对于太子府的爆炸事故,为了不被人抓到把柄,尹逍慕连个探子都没放。
而太子府的爆炸事故,第二天便传遍了京城大街小巷,传言大意就是:太子府无故遭雷劈致失火,定是做了什么事惹恼了上天。
裴映宁听到传言的时候,高兴得都多吃了两碗米饭。
她知道这不是尹逍慕派人放出去的,只是时下的百姓不解缘由,喜欢把一切弄不明白的事往鬼神上套。
周府。
听说太子府出事,最为紧张的莫过于周常海了。
可他派人去打听,又没打听到太子府有伤亡,只得知太子府库房被毁,太子失去了许多珍贵值钱的物什。
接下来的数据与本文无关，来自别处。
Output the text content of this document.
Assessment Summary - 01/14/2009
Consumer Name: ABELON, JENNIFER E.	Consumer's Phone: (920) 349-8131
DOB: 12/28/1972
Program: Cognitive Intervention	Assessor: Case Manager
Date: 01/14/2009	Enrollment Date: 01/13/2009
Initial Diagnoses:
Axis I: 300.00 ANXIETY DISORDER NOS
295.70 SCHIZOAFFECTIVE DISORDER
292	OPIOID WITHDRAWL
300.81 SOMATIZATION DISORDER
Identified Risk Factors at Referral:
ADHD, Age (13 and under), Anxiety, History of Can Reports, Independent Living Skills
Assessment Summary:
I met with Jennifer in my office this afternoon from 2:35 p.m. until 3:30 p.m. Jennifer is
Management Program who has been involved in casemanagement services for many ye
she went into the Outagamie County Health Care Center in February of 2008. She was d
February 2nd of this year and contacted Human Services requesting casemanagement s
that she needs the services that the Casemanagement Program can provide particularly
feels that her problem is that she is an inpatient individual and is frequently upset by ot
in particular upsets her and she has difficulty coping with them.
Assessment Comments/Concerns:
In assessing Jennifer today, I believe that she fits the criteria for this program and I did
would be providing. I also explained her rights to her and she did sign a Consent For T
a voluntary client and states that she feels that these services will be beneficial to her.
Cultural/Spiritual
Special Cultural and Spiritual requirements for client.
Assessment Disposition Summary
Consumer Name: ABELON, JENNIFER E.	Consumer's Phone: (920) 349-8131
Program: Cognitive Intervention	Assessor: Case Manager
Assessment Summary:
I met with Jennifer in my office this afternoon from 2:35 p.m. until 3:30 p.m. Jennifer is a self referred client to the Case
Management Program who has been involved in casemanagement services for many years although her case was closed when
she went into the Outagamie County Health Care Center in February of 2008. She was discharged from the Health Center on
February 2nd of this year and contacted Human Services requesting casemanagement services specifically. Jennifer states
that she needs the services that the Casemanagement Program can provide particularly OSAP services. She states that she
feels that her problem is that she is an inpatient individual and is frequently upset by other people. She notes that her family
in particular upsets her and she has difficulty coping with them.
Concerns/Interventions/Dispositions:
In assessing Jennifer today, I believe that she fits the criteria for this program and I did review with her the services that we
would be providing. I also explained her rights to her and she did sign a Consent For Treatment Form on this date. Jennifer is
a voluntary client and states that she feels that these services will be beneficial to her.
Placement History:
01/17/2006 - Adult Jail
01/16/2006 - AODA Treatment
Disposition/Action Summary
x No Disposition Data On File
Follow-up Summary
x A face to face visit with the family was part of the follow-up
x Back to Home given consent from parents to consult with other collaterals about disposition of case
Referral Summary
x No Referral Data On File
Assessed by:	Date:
早朝的时候,太子没到,太子一党的官员脸色都不怎么好看,而与之相反的,睿和王一党的官员却是故意大声议论,就差把幸灾乐祸几个字挂在脸上了。
皇帝因为此事,早早退了朝。
下朝后,周常海没有急着离开。快到晌午的时候,总算等到了携新妇入宫的尹逍慕。
“王爷……”
他刚一开口,尹逍慕便打断了他的话,“周大人若闲来无事,可去太子府讨人,算是为令郎被逼食马粪出口恶气。”
语毕,他如同不近人情般,带着裴映宁头也不回地离去。
周常海双眼圆瞪。
但这一次他反应很快,没多久便明白了尹逍慕话中的意思。
只是他来不及为儿子得到解救高兴,心中便被一股怒火占据。
太子实在过分!
如此恃强欺弱毫无仁德之人,将来如何能做明君?!
……
朝华宫。
裴映宁第一次见到帝王。
四十多的年纪,没有肥头大耳,也没有肚大腰圆,反倒是长得眉挺目邃,很是儒雅。
她一直以为帝王都满具威严的,但榻上坐的中年男人除了一身龙袍给人高不可攀的感觉外,其面容温和,言语舒缓,并没有让她有任何不适之感。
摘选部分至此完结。